Dans le sillage de l'épidémie de coronavirus qu'on soupçonne d'avoir été transmis à l'homme par un animal infecté, Pékin a suspendu le commerce de gibier à travers le pays.
Les modalités de l'interdiction seront précisées par le Parlement chinois fin mai. On saura alors exactement quelles espèces sont concernées. La question est cruciale pour de nombreux paysans modestes dont tout ou partie du revenu dépend de cette activité.
Reportage à Zisiqiao, plus connu en Chine sous le nom de "village aux serpents". Des millions de reptiles y ont vu le jour la saison dernière mais cette source de revenus a été soudainement confisquée en février dernier.
Changer d'emploi
"La saison devait normalement commencer", explique un homme rencontré dans le village. "Mais cette année, on ne peut pas élever. Tous les certificats de commercialisation ont été retirés. Ce qu'on va faire? Aucune idée, les jeunes devront changer d'emploi, peut-être élever des poissons dans le canal juste à côté…"
Aujourd'hui, il reste très peu d'élevages de serpents dans la région. "J'adore cette viande. Alors parfois j'attrape des serpents et je les cuisine, à l'étouffée, braisés, à la vapeur ou grillés. C'est vraiment très bon. Les gens par ici ont l'habitude, ils ont grandi en mangeant du serpent."

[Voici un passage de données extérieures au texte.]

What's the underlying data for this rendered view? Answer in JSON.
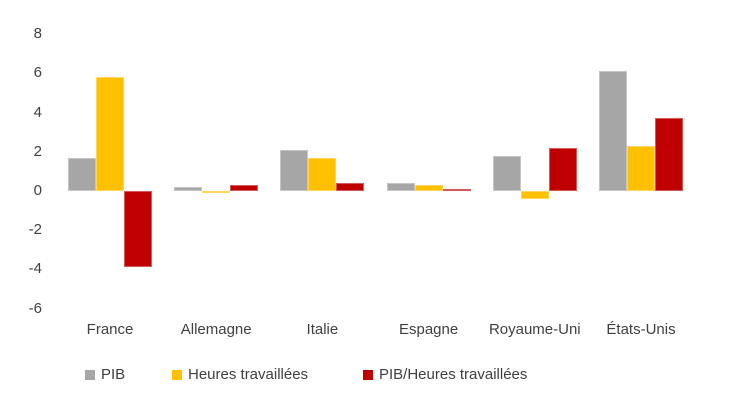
{
  "chart_data": {
    "type": "bar",
    "title": "",
    "xlabel": "",
    "ylabel": "",
    "categories": [
      "France",
      "Allemagne",
      "Italie",
      "Espagne",
      "Royaume-Uni",
      "États-Unis"
    ],
    "series": [
      {
        "name": "PIB",
        "color": "#A6A6A6",
        "values": [
          1.7,
          0.2,
          2.1,
          0.4,
          1.8,
          6.1
        ]
      },
      {
        "name": "Heures travaillées",
        "color": "#FFC000",
        "values": [
          5.8,
          -0.1,
          1.7,
          0.3,
          -0.4,
          2.3
        ]
      },
      {
        "name": "PIB/Heures travaillées",
        "color": "#C00000",
        "values": [
          -3.9,
          0.3,
          0.4,
          0.1,
          2.2,
          3.7
        ]
      }
    ],
    "ylim": [
      -6,
      8
    ],
    "yticks": [
      8,
      6,
      4,
      2,
      0,
      -2,
      -4,
      -6
    ],
    "grid": false,
    "axis_lines": false,
    "legend_position": "bottom"
  },
  "colors": {
    "background": "#FFFFFF",
    "text": "#404040",
    "series_gray": "#A6A6A6",
    "series_yellow": "#FFC000",
    "series_red": "#C00000"
  }
}
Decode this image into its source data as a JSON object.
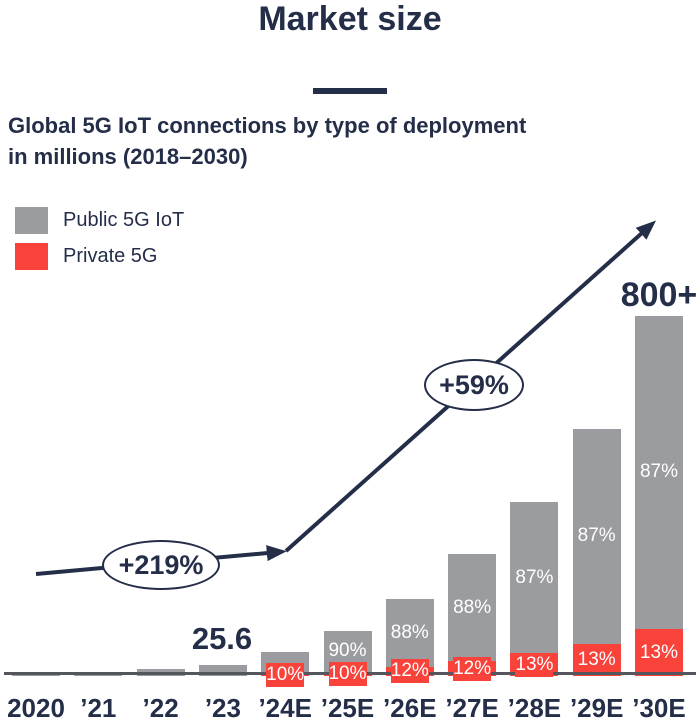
{
  "header": {
    "title": "Market size",
    "subtitle_line1": "Global 5G IoT connections by type of deployment",
    "subtitle_line2": "in millions (2018–2030)"
  },
  "legend": {
    "items": [
      {
        "label": "Public 5G IoT",
        "color": "#9b9c9f"
      },
      {
        "label": "Private 5G",
        "color": "#f8423a"
      }
    ]
  },
  "annotations": {
    "growth_1": "+219%",
    "growth_2": "+59%",
    "value_2023": "25.6",
    "value_2030": "800+"
  },
  "colors": {
    "public_gray": "#9b9c9f",
    "private_red": "#f8423a",
    "ink_navy": "#242e48",
    "axis_gray": "#54565e"
  },
  "chart_data": {
    "type": "bar",
    "stacked": true,
    "title": "Market size",
    "subtitle": "Global 5G IoT connections by type of deployment in millions (2018–2030)",
    "unit": "millions of 5G IoT connections",
    "categories": [
      "2020",
      "’21",
      "’22",
      "’23",
      "’24E",
      "’25E",
      "’26E",
      "’27E",
      "’28E",
      "’29E",
      "’30E"
    ],
    "totals_millions_est": [
      2,
      9,
      16,
      25.6,
      55,
      104,
      178,
      283,
      405,
      575,
      838
    ],
    "series": [
      {
        "name": "Public 5G IoT",
        "color": "#9b9c9f",
        "share_pct": [
          null,
          null,
          null,
          null,
          null,
          90,
          88,
          88,
          87,
          87,
          87
        ],
        "share_labels": [
          null,
          null,
          null,
          null,
          null,
          "90%",
          "88%",
          "88%",
          "87%",
          "87%",
          "87%"
        ]
      },
      {
        "name": "Private 5G",
        "color": "#f8423a",
        "share_pct": [
          null,
          null,
          null,
          null,
          10,
          10,
          12,
          12,
          13,
          13,
          13
        ],
        "share_labels": [
          null,
          null,
          null,
          null,
          "10%",
          "10%",
          "12%",
          "12%",
          "13%",
          "13%",
          "13%"
        ]
      }
    ],
    "labeled_values": {
      "2023": "25.6",
      "2030E": "800+"
    },
    "growth_annotations": [
      {
        "label": "+219%",
        "span": "2020 to ’23"
      },
      {
        "label": "+59%",
        "span": "’24E to ’30E"
      }
    ],
    "axis": {
      "x_labels_shown": true,
      "y_axis_shown": false,
      "gridlines": false
    },
    "legend_position": "top-left"
  }
}
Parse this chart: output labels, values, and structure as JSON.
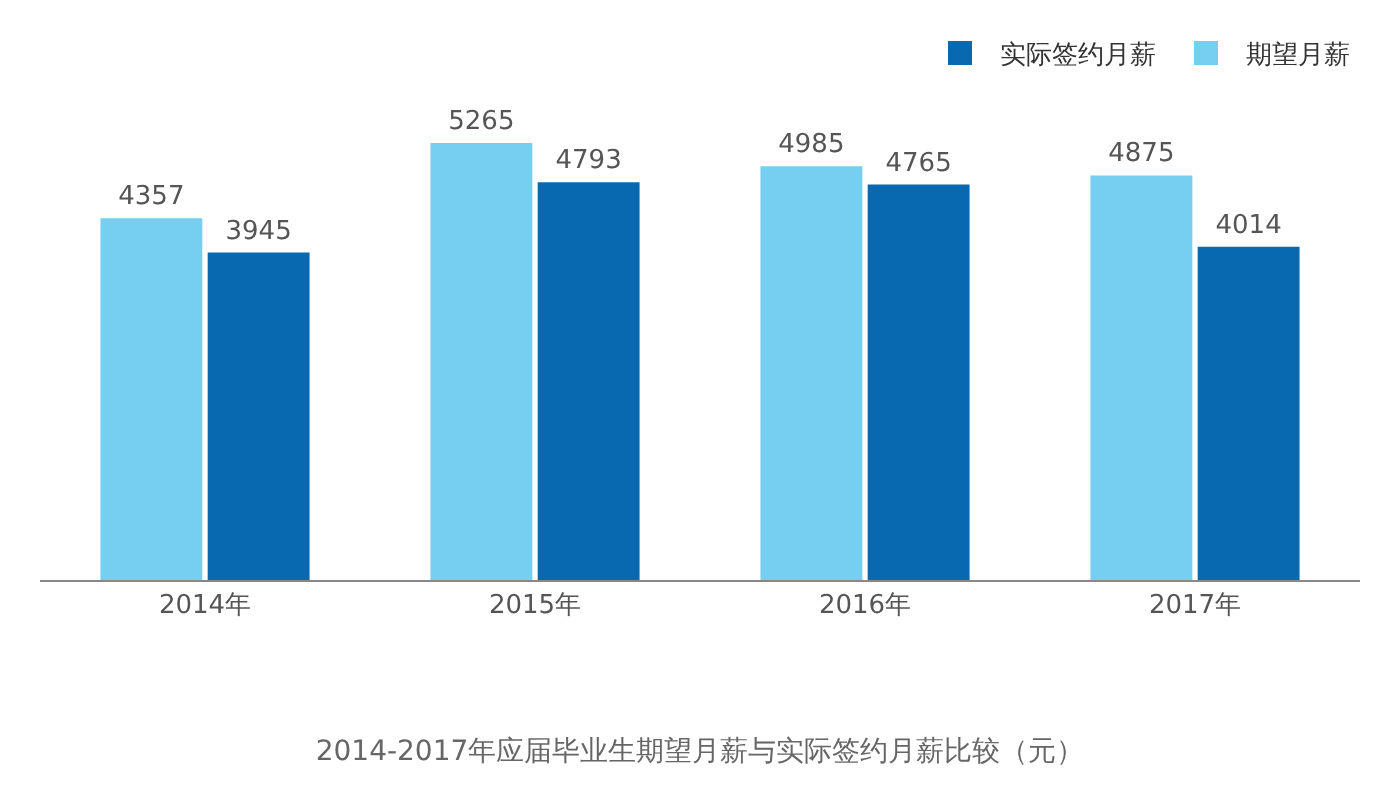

Un autre explique: "On vendait les serpents, soit à des restaurants, soit à des entreprises pharmaceutiques. C'était une source de revenus importants, mais maintenant, on ne gagne plus rien. Pour la suite, on verra, on n'a pas le choix. Il faut obéir au gouvernement."
D'autres n'abandonnent pas. Ainsi, l'élevage de Zhang Jianxin occupe dix personnes. En guise d'enclos, des bâches et des filets derrière lesquels grouillent des milliers de reptiles, dont des vipères très venimeuses, élevées pour leur venin.
Les serpents sont séchés à l'air chaud avant d'être réduits en poudre pour faire des médicaments ou des pommades."Le serpent recèle des trésors! L'huile, c'est pour les cosmétiques, la bile et la poudre, c'est pour les médicaments."
"On nous a laissé les certificats d'élevage, mais les certificats de vente ont été retirés. Mais pour élever, on doit bien vendre! J'espère qu'il y aura des exceptions. Dans tous les cas, on obéira aux autorités nationales. Le plus important, c'est l'intérêt du pays."
Médecine traditionnelle à préserver
Zhang Jianxin rappelle également que la "médecine traditionnelle chinoise est liée à notre culture millénaire et à nos ancêtres. Plusieurs remèdes et formules anciennes sont concoctées à l'aide d'ingrédients issus du serpent. Cela représente aujourd'hui une industrie dans laquelle de nombreuses entreprises sont actives. Perdre ce précieux héritage vieux de plusieurs siècles c'est tout simplement impensable. Je ne pense pas qu'on puisse le sacrifier."
Un sacrifice impensable pour Zhang Jianxin, mais aussi pour Pékin qui promeut sa médecine traditionnelle à l'international. Véritable outil de "soft power", la Chine est parvenue à la faire inscrire dans le recueil de référence de l'Organisation mondiale de la santé.
"La loi en discussion constitue une réelle avancée. Les autorités répondent à un besoin et à une demande répétée de l'opinion publique visant à mieux encadrer, voire interdire la consommation d'animaux sauvages", a expliqué dans l'émission Tout un monde Zhou Zhaomin, professeur à l'institut d'écologie à l'Université de Chengdu. "Mais interdire ne suffit pas. Il faut un suivi, des discussions, des compensations pour soutenir de manière efficace l'interdiction."
Les élevages d'animaux sauvages qui ne sont pas destinés à être consommés seront probablement épargnés, cela concerne les zoos, la médecine, ou la recherche scientifique, a encore indiqué le professeur. "Il faut donc être vigilant et s'assurer que l'interdiction mise en place ne renforce pas un marché noir qui échapperait ensuite à tout contrôle."
Renforcer les contrôles stricts, un défi à long terme dans un pays où la corruption reste endémique.